State, Division of Family Services v. Varela

418 So. 2d 1182 | Fla. Dist. Ct. App. | 1982

PER CURIAM.

The employer/carrier (E/C) bring this appeal from a compensation order issued upon claimant’s petition for modification of a pri- or order. The E/C assert that the deputy commissioner (deputy) erred in several respects, among them, by failing to find that the E/C are entitled to receive credit for overpayment of temporary total disability (TTD) benefits during the period from June 19, 1980 to February 28, 1981. We agree that the deputy erred in failing to determine whether there was a reasonable basis for the overpayment, and in failing to allow the E/C to credit any overpayments found to have been reasonably made against continuing TTD or unpaid permanent partial disability (PPD) benefits. We find the remaining issues raised by appellant to be without merit.

Claimant’s industrial injury occurred in 1974, and in 1978 claimant was found by the Judge of Industrial Claims to have reached maximum medical improvement on November 7,1977, with a 50% permanent disability of the body as a whole. The E/C thereafter commenced payment of PPD benefits. On June 19, 1980 claimant had to be re-hospitalized for treatment of accident-related injuries, and the E/C commenced payment of TTD benefits on that date and continuing through the date of the hearing. However, uncontradicted evidence in the record *1183reveals that claimant returned to work around August 1, 1980, and worked fairly regularly thereafter until November 16, 1980 when she entered the hospital for non-accident related medical treatment. The claimant was not entitled to receive TTD benefits for the periods when she was working or was disabled as the result of noncom-pensable medical problems, and, indeed, she only claimed entitlement to nine weeks of TTD benefits for the period from June 1980 to February 1981.

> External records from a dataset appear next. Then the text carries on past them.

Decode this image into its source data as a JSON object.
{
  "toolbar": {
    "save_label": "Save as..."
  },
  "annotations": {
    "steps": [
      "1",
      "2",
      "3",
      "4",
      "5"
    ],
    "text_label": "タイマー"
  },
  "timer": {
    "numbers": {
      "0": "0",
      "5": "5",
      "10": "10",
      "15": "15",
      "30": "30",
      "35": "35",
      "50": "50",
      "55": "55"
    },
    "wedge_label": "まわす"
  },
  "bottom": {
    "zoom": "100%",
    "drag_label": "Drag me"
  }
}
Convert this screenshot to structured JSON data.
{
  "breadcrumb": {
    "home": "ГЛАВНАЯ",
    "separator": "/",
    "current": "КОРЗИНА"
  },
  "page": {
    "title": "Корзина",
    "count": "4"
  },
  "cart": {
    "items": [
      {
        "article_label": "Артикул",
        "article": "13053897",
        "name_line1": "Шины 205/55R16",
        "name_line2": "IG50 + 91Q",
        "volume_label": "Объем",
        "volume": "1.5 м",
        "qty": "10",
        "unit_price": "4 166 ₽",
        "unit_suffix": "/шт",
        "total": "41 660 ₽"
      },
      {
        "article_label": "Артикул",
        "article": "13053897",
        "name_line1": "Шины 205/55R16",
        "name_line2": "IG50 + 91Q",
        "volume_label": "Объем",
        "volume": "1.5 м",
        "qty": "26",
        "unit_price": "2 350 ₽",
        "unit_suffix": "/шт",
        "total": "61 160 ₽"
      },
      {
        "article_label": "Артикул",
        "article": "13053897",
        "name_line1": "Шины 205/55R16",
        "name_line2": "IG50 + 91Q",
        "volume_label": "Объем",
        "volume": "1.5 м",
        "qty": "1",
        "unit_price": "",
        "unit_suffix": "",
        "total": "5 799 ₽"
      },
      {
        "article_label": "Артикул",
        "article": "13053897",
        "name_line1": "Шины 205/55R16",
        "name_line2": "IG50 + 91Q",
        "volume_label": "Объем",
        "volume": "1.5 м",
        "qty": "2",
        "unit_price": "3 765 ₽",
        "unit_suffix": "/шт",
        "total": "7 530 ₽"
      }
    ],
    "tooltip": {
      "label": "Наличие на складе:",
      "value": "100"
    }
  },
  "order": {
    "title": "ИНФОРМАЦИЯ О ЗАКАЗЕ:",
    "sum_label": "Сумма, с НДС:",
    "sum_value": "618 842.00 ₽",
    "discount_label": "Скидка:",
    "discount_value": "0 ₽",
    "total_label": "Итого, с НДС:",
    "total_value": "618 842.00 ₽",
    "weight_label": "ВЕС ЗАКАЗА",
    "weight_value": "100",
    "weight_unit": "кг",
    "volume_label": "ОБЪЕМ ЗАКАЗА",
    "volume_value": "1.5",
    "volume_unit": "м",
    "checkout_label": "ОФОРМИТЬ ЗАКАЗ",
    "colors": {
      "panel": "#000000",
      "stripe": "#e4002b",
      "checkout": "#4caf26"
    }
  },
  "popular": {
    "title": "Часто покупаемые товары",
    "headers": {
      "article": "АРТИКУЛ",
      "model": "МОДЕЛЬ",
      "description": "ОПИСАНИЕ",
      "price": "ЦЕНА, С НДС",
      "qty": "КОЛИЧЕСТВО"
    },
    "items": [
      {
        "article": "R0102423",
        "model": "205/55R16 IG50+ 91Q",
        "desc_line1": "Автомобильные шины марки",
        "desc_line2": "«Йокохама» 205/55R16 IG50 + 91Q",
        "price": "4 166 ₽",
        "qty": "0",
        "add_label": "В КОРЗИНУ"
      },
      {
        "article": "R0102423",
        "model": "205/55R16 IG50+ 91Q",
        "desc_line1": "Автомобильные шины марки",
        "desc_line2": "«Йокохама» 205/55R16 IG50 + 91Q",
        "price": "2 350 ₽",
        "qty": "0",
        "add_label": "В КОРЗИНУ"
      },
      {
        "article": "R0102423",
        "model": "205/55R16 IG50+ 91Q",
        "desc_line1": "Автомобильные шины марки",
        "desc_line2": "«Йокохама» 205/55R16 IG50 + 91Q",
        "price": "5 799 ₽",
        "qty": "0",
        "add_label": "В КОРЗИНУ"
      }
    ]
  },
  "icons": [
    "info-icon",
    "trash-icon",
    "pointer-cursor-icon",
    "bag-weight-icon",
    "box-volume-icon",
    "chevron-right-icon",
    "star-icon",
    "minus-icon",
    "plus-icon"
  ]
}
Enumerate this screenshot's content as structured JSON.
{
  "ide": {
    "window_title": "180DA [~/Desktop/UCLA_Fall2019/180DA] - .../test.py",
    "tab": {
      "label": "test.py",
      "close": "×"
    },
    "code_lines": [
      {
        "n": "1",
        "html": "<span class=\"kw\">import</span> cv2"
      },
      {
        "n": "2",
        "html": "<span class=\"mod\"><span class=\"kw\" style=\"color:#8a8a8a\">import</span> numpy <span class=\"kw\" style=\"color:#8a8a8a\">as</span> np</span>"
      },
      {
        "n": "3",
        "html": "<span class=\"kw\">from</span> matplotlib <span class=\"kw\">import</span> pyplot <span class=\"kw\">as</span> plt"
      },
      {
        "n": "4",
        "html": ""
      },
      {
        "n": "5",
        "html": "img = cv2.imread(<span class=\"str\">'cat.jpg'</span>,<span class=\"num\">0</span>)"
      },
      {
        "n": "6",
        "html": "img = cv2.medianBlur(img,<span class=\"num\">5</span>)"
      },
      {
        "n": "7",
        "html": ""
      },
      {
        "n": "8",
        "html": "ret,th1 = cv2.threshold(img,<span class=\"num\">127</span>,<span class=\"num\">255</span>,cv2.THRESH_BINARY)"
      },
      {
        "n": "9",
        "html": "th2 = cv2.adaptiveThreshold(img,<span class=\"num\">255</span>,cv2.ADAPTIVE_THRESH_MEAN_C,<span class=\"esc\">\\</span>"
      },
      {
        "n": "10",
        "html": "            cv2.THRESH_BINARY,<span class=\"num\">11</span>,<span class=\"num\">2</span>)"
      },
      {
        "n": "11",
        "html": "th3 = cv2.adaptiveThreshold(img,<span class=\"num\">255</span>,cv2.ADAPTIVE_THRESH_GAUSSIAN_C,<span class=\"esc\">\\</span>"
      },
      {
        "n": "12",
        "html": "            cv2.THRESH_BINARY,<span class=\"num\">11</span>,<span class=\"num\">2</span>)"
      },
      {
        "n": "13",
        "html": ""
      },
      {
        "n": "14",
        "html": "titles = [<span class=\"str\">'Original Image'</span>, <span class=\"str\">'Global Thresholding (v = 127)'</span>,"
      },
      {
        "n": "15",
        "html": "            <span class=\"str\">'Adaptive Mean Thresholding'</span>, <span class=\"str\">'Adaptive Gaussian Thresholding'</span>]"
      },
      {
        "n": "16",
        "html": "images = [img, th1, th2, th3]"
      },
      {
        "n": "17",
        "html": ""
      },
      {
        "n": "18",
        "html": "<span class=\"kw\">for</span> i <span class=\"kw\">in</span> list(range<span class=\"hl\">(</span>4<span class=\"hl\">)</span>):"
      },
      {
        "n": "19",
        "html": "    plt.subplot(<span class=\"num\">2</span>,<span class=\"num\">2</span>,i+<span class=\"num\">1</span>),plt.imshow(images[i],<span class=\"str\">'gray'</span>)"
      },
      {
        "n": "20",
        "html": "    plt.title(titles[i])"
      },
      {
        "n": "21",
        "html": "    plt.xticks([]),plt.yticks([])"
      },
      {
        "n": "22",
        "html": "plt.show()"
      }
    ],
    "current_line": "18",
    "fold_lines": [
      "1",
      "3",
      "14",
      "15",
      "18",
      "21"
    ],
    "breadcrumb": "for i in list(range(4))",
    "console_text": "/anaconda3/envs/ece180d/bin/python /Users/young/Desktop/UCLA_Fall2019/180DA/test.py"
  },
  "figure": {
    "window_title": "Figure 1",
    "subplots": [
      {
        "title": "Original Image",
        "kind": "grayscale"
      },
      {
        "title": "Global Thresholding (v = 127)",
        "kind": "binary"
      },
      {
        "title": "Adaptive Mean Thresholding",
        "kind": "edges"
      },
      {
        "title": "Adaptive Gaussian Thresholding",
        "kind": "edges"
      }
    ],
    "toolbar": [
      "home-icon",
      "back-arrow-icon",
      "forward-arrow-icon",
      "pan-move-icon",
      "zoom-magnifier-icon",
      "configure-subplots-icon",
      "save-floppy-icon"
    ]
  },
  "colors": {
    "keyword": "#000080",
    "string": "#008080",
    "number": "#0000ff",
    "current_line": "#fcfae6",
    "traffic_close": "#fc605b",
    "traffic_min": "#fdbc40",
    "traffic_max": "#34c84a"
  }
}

Accordingly, the case is remanded with instructions to the deputy to calculate the amount of the TTD benefits to which claimant was entitled during the period in issue and, if overpayment was reasonable, to allow the E/C to credit any overpayment against claimant’s continuing TTD benefits, if any, or against any as yet unpaid PPD benefits. Belam Florida Corporation v. Dardy, 397 So.2d 756 (Fla. 1st DCA 1981). If the claimant is no longer receiving temporary disability benefits, and if the amount of the E/C’s overpayment exceeds the amount of permanent benefits which remain unpaid, if any, such portion of the overpayment as exceeds the amount of disability benefits remaining due shall be considered gratuitous and may not be recovered by the E/C. AFFIRMED in part and REMANDED.

MILLS, BOOTH and THOMPSON, JJ., concur.